The homeless man glanced back — it looked like it was a ten or twenty — and just let it lie there as he continued down the sidewalk once more, walking with what almost seemed to be an intense purpose.
44
Sachs was breathless as she strode along the sidewalk to where the license plate number recognition system had placed the Mercedes owned by Willis Tamblyn, the developer who had possibly — likely? — hired the Watchmaker to create chaos in the New York real estate market.
She called, “Rhyme, you there? I’m on my way.”
“How far?”
“Three, four minutes. Odds that Tamblyn came here to meet the Watchmaker?”

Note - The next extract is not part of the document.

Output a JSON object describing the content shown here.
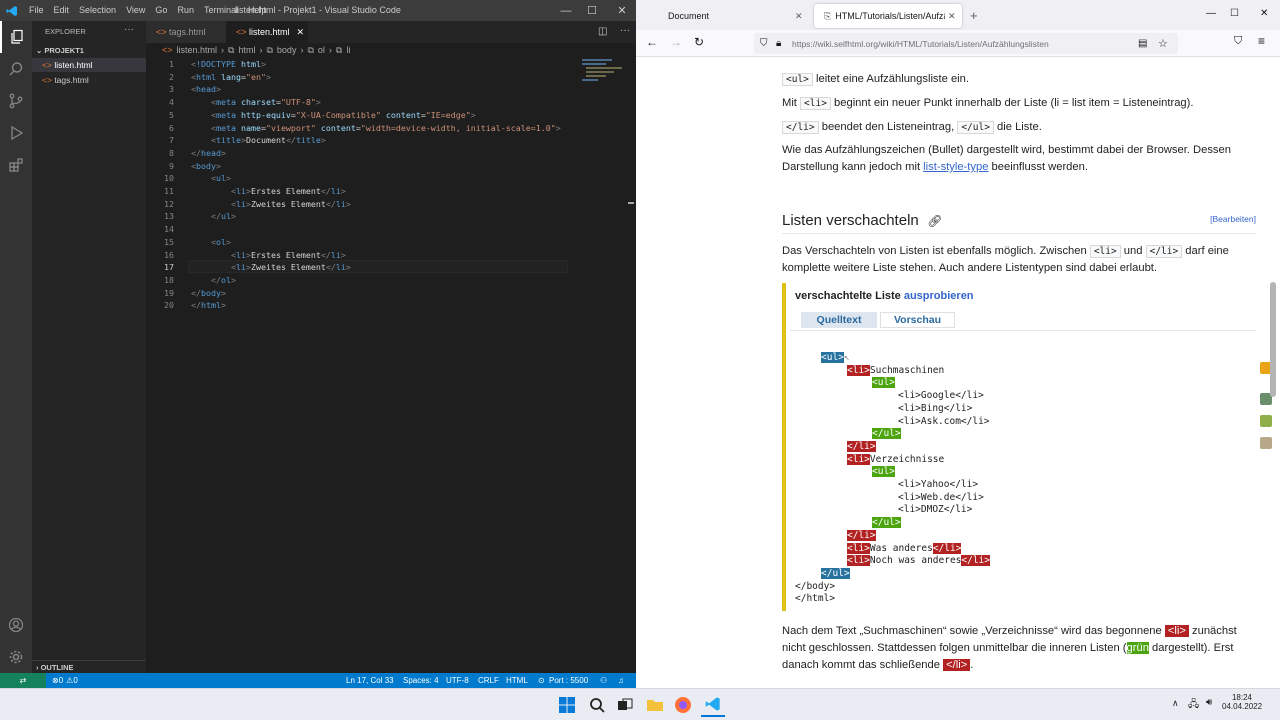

“Don’t know. And I’m thinking,” Rhyme added slowly. “It might be a setup. Maybe Hale’s one step ahead of us. Or thinks he is.”
“And the car’s a trap?”
“Possibly.”
“The flash-bangs and breaching charges that Gilligan stole? An IED in the Merc.”
Rhyme said, “Or more HF acid. If there’s nobody in it, stand down and wait for Bomb Squad.”
“K. I’m almost there.”
She signed off and changed to the tactical frequency.
“Detective Five Eight Eight Five. ESU. Further to the attempted incident at Twenty-Third. Over.” The words came out between gasps. She might have been fine, but her lungs didn’t completely believe the assessment.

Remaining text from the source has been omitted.